I'm glad to see another Teen Plus rated comic because that means women will get to have sex in this comic book just like the men get to have sex in the normal Teen rated comic books! Yeah, I'm on to you, DC! The only reason you raise the rating of a comic book is if women are acting like actual women. Bruce Wayne can sleep with any woman that comes along and three people per issue can be decapitated in Batman and Robin, but God forbid Batwoman kisses another woman in a Teen Rated comic book!
I suppose "God forbid" was a pretty apt phrase to use there.
Anyway, I don't really know much about this comic book no matter how much Gail Simone tried to spoil it on her Tumblr feed! I just skip any of her posts when I see mention of The Movement since I try to come to every issue of every comic as fresh and unspoiled as Tina Fey at twenty-three years old.
The first issue begins with Black Canary and Vixen visiting Coral City.

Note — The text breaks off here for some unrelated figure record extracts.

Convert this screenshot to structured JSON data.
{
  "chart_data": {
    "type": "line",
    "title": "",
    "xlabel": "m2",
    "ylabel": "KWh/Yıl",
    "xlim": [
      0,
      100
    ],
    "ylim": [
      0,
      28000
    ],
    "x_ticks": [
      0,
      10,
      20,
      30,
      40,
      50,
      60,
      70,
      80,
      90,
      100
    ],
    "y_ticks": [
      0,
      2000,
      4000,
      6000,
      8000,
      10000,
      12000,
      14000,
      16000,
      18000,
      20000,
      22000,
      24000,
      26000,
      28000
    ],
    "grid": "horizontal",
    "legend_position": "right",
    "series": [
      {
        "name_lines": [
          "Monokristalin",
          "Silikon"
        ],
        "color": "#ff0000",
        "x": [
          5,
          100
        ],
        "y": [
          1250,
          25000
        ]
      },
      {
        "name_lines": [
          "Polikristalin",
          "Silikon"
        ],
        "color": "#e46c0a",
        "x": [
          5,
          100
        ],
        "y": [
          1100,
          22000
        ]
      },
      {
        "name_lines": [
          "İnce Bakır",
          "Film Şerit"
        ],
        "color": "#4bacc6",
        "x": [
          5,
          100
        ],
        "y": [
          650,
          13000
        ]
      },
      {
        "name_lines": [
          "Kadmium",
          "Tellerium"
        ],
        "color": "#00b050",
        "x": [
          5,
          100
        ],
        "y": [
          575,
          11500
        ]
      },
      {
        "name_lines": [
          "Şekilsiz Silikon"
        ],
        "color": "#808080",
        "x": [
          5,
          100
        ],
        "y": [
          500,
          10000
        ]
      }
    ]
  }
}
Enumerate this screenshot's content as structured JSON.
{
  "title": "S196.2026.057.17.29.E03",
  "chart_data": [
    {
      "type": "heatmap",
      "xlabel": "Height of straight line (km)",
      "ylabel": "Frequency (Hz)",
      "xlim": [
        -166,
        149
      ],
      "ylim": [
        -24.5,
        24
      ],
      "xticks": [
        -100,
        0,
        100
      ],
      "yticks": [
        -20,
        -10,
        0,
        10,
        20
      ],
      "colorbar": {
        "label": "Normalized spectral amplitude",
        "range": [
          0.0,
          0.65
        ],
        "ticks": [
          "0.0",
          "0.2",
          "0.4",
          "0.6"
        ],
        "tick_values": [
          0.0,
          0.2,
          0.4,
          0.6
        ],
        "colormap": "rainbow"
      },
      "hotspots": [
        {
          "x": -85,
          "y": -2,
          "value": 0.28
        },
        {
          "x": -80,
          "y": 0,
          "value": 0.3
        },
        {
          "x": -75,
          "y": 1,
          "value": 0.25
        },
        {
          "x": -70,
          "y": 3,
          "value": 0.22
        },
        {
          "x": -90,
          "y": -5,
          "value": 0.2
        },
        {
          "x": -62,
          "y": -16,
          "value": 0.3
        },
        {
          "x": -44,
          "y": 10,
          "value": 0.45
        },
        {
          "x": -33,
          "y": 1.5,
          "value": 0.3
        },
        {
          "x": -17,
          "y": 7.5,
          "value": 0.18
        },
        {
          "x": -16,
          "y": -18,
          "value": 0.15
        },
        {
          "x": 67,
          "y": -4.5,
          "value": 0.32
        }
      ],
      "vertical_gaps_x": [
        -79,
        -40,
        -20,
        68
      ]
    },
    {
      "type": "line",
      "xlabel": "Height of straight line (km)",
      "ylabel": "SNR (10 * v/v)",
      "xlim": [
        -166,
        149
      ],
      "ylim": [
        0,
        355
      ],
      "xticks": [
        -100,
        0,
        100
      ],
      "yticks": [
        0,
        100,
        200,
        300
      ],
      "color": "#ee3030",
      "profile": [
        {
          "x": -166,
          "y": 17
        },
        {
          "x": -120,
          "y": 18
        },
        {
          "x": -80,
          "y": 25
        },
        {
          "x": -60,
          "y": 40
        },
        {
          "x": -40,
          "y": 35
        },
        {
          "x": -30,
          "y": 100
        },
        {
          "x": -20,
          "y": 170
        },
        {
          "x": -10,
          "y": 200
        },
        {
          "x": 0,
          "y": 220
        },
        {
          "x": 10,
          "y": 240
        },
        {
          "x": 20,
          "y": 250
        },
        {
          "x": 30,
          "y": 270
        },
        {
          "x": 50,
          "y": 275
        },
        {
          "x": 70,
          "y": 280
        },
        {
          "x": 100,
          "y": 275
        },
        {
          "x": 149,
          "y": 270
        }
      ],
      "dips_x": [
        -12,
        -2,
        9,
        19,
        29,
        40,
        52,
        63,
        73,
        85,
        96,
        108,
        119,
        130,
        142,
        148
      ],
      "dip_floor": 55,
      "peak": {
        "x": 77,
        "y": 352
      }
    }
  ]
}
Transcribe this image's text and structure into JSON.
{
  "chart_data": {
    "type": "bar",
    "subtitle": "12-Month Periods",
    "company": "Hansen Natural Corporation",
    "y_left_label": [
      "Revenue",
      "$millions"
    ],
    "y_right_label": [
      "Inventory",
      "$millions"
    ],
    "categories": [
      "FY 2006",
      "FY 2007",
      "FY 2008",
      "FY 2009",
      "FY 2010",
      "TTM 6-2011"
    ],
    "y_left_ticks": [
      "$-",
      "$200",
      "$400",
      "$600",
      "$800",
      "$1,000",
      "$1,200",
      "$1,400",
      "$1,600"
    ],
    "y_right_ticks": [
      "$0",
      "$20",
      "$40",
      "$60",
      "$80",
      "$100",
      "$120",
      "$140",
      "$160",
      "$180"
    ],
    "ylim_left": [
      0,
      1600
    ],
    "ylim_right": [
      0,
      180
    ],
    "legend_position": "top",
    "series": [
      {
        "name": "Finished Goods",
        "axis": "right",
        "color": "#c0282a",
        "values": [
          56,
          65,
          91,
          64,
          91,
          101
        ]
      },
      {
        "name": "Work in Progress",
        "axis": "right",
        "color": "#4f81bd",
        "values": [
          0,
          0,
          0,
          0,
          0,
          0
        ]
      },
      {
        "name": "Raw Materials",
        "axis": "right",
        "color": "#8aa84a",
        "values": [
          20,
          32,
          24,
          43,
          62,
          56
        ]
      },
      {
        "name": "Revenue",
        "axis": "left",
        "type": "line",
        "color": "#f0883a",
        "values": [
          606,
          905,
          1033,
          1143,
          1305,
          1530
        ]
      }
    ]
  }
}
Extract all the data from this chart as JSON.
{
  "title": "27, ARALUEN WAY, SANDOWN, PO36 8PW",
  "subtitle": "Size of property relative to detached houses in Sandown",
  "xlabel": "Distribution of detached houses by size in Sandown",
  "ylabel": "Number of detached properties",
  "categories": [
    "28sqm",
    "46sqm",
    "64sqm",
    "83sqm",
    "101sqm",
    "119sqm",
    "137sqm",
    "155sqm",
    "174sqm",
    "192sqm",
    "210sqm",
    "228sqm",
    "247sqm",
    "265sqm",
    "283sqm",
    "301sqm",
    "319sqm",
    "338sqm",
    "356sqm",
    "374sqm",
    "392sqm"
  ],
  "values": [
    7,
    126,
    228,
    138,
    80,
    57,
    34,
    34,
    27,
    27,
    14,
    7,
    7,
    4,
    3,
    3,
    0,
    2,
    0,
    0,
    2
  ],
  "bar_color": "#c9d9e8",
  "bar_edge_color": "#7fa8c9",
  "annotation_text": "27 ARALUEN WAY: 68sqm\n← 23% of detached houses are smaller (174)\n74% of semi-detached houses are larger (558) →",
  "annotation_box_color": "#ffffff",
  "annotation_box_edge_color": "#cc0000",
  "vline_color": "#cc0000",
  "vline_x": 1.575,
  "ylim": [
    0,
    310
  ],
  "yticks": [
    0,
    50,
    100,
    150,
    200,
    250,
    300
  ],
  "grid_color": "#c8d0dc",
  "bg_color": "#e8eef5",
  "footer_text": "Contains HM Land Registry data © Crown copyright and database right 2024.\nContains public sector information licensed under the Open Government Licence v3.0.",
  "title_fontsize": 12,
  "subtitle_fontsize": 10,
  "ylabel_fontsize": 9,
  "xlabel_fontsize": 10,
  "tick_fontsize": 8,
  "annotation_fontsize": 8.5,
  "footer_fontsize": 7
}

No wait. That can't be right.
I don't know if it was the breeze that suddenly blew up in the backyard where I'm reading this or the comic book itself that gave me the chills. Either way, this is a really nice moment and introduction to The Movement. Or I.C.U. Or whatever. I particularly liked the mixed up and out of order lines constantly repeated back to the officers.
The police chief tries to throw these douchebags out of his precinct but finds his hands are tied by the union and some crappy city council bylaws. And then he gets a report of another victim of "The Cornea Killer" and has a stroke. Or a heart attack. Maybe both. But he sucks it up because he has a job to do (which he can't actually do due to bureaucracy) and heads out to the scene of the murder.
In the meantime, we are introduced to a kid named Burden. I don't know. Call me cruel, but I think that's a fair name!
And he becomes an unholy dick in church. The name is looking fairer and fairer!
He's better than Batman!
The police break into the church to confront Burden who's all hopped up on Hell power when a rat with a note delivers it to Officer Yee. The note just says, "War." And then I find I might possibly have a new favorite DC super hero!
Anyway, I love his rats. So fucking cute.
How does Mouse even keep a secret identity? I'm sure he can't get the smell of rat urine off of his body when he's pulling shit like this.
The Captain also seems to be concerned that they're in a part of the city called the "'tweens". Is that because this is where people fall "in-between the cracks"? Or is it even worse? Like the mall where all the pre-teens hang out? Anyway, the Captain's daughter seems to have some issues with him being there.
Come on! He had to mention he had a sixteen year old daughter earlier for a reason!
I bet that's Virtue's step-mother that she's selling out!
Who paid for all these webcam masks? Who's the billionaire backer at the roots of this Movement?!